6. Le recourant conclut enfin à une remise d'impôt invoquant les "circonstances exceptionnelles de cette affaire".
Cette conclusion relative à une procédure distincte de perception de l'impôt échappe toutefois à l'objet du litige, qui concerne la confirmation du refus par l'ACI d'entrer en matière sur la réclamation dirigée contre la décision du 10 octobre 2023 de "calcul de l'impôt résultant d'un réexamen de la dernière décision de taxation".
Il appartiendra au recourant qui invoque des difficultés financières, réputationnelles et familiales, s'il l'estime utile, de demander à l'autorité de taxation une remise d'impôt, pour autant que les conditions restrictives soient réunies en l'occurrence.
7. Les considérants qui précèdent conduisent au rejet du recours et à la confirmation de la décision attaquée. Le recourant, qui succombe, supportera les frais de justice (cf. art. 49 al. 1 LPA-VD). Il n'a par ailleurs pas droit à l'allocation de dépens (cf. art. 55 al. 1 a contrario LPA-VD).
[le dispositif de l'arrêt est reporté sur la page
suivante]
Par ces motifs
la Cour de droit administratif et public
du Tribunal cantonal
arrête:
I. Le recours est rejeté, dans la mesure de sa recevabilité.

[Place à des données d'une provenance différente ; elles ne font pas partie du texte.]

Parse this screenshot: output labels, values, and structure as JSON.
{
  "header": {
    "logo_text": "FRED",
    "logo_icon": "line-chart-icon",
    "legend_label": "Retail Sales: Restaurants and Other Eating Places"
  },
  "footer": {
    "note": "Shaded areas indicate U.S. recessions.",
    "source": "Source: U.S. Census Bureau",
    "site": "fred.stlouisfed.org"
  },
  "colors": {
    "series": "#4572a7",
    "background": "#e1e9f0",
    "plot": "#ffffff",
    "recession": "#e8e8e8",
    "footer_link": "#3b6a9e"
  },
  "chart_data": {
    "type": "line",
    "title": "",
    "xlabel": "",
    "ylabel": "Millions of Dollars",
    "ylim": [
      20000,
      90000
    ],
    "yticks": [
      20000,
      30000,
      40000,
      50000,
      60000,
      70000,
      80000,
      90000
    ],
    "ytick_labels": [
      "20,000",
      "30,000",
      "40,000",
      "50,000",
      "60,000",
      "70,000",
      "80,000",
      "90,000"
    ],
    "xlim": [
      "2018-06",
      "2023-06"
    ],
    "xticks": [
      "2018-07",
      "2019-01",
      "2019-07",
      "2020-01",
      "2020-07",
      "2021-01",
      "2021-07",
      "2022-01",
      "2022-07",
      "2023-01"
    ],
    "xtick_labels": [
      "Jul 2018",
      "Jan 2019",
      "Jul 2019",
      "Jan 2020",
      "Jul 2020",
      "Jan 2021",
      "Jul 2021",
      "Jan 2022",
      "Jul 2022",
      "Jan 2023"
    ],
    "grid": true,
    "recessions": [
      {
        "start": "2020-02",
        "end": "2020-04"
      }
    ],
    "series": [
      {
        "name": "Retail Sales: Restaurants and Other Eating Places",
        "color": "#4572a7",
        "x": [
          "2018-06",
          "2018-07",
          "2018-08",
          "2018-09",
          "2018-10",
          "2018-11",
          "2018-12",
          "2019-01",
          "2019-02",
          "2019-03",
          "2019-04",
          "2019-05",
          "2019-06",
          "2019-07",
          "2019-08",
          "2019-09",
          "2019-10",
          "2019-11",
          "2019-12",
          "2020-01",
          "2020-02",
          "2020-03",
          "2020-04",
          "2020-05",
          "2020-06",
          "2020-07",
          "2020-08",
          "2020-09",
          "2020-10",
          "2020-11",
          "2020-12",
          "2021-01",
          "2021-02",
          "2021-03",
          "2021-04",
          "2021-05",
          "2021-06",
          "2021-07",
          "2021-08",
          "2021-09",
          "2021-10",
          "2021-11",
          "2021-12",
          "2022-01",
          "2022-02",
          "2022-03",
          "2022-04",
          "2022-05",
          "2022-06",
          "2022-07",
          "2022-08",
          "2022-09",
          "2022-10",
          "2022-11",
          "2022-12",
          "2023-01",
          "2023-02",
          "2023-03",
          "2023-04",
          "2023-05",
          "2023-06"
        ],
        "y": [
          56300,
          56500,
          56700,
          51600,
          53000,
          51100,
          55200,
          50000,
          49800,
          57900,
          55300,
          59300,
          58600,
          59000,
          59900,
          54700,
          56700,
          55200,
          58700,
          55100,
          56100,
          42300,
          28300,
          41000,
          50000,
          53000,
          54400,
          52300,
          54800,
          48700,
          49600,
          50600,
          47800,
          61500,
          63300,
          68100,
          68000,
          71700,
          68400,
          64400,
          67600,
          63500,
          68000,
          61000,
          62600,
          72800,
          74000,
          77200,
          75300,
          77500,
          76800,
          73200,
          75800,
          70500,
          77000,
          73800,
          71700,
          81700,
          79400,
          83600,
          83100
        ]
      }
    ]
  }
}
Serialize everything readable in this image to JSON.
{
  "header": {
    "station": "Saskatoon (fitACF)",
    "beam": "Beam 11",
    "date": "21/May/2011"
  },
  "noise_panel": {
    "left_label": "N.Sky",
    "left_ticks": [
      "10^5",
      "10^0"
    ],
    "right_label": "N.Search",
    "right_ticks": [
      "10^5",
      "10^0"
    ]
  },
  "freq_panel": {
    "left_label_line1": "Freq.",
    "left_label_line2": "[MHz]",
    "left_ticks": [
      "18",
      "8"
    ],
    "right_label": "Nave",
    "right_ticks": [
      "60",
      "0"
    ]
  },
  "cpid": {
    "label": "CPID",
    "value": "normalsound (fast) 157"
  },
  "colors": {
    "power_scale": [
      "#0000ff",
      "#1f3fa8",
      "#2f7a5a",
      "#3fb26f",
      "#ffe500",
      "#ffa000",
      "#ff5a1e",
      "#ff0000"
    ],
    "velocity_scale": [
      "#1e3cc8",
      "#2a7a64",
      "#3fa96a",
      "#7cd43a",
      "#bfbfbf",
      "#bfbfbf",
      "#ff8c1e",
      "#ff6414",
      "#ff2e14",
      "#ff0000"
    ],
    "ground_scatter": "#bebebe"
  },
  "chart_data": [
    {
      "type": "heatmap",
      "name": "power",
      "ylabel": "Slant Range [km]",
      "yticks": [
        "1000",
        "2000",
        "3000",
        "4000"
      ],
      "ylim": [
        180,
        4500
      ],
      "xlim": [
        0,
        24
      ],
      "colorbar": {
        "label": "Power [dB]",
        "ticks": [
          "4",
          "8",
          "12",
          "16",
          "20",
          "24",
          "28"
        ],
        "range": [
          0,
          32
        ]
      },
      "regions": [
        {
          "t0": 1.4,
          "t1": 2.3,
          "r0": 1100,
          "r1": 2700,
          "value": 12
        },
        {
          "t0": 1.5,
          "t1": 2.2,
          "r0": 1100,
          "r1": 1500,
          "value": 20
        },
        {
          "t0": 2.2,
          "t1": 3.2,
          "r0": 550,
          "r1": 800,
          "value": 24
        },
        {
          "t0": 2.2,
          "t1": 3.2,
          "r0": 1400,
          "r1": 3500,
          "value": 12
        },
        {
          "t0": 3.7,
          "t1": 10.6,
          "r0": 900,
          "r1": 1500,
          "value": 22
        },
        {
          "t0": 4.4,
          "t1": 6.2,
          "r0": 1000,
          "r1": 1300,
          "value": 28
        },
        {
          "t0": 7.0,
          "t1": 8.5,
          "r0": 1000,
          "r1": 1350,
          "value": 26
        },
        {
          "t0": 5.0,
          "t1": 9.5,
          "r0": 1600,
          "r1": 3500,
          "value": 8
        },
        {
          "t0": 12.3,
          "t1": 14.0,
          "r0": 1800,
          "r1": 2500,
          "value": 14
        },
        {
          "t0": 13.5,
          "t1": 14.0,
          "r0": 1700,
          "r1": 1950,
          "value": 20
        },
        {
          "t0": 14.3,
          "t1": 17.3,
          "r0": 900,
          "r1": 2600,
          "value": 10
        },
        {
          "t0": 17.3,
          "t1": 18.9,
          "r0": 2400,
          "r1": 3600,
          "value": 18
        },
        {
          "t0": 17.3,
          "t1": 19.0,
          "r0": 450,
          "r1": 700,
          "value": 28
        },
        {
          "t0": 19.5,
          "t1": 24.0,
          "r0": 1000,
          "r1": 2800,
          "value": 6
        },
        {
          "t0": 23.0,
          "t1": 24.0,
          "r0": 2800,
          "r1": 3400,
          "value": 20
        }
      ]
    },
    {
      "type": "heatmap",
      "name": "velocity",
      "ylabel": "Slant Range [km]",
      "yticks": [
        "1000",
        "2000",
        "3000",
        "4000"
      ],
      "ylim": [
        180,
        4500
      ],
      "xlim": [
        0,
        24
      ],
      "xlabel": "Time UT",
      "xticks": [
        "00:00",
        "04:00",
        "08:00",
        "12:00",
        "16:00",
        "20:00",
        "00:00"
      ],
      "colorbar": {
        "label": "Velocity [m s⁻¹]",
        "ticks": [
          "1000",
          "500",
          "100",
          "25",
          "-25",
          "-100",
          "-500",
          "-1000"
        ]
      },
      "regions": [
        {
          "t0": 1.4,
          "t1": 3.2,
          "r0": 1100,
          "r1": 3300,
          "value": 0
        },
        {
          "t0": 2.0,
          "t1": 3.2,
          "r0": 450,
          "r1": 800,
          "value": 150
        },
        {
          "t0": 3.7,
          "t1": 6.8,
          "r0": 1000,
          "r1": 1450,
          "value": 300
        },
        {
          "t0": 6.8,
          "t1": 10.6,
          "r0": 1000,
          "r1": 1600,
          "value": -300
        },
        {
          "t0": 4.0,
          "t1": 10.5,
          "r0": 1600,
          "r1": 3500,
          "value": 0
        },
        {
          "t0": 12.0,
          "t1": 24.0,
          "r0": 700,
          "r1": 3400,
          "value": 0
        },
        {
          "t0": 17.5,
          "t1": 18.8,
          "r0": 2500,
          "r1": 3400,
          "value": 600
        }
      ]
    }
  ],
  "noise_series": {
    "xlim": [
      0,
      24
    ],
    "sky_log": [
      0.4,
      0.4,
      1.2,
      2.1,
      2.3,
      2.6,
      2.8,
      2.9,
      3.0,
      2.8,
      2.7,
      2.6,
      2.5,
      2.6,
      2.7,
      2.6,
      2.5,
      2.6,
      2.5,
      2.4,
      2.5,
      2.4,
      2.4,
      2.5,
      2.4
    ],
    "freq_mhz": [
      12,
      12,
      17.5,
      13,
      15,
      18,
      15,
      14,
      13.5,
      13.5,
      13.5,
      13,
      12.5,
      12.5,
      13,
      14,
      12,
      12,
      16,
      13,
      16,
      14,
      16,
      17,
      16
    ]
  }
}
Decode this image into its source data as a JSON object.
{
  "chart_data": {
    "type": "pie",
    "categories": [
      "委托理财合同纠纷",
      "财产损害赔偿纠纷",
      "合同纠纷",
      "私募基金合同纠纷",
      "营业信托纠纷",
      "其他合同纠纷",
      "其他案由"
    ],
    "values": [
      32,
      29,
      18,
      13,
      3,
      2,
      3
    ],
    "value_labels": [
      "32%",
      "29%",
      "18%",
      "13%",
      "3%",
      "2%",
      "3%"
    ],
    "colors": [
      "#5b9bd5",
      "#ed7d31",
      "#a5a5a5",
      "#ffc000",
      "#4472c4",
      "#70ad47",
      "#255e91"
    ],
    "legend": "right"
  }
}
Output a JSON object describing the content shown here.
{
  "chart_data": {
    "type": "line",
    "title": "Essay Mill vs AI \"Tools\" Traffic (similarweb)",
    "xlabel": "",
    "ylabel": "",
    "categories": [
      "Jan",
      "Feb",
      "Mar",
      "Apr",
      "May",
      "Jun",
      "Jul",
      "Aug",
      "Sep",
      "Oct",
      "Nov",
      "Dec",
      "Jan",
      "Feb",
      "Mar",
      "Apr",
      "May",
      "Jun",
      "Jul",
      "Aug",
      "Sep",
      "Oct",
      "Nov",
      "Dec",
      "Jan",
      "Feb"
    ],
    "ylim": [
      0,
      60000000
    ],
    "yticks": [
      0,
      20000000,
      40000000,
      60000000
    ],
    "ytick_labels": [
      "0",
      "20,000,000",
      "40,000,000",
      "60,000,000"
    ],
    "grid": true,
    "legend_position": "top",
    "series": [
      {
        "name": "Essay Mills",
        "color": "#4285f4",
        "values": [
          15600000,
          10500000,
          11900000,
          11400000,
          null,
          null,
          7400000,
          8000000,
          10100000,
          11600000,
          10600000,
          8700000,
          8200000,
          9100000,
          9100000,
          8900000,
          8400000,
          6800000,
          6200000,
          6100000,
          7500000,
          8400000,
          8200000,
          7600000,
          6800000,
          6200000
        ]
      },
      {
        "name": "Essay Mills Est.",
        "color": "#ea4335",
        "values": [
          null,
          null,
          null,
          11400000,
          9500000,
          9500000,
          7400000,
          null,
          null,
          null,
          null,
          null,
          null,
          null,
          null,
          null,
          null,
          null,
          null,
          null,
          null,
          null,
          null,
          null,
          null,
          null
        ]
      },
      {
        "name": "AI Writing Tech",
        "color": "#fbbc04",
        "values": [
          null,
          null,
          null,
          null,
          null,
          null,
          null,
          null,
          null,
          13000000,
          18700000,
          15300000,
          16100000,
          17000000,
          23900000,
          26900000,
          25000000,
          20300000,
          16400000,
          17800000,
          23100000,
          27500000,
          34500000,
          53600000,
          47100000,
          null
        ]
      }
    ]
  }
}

II. La décision sur réclamation de l'Administration cantonale des impôts du 29 août 2023 est confirmée.
III. Les frais de justice, par 3'000 (trois mille) francs, sont mis à la charge de A.________
IV. Il n'est pas alloué de dépens.
Lausanne, le 15 avril 2024
Le
président: Le
greffier:
Le présent arrêt est communiqué aux destinataires de l'avis d'envoi ci-joint.
Il peut faire l'objet, dans les trente jours suivant sa notification, d'un recours au Tribunal fédéral (Tribunal fédéral suisse, Schweizerhofquai 6, 6004 Lucerne). Le recours en matière de droit public s'exerce aux conditions des articles 82 ss de la loi du 17 juin 2005 sur le Tribunal fédéral (LTF - RS 173.110), le recours constitutionnel subsidiaire à celles des articles 113 ss LTF. Le mémoire de recours doit être rédigé dans une langue officielle, indiquer les conclusions, les motifs et les moyens de preuve, et être signé. Les motifs doivent exposer succinctement en quoi l’acte attaqué viole le droit. Les pièces invoquées comme moyens de preuve doivent être jointes au mémoire, pour autant qu’elles soient en mains de la partie; il en va de même de la décision attaquée.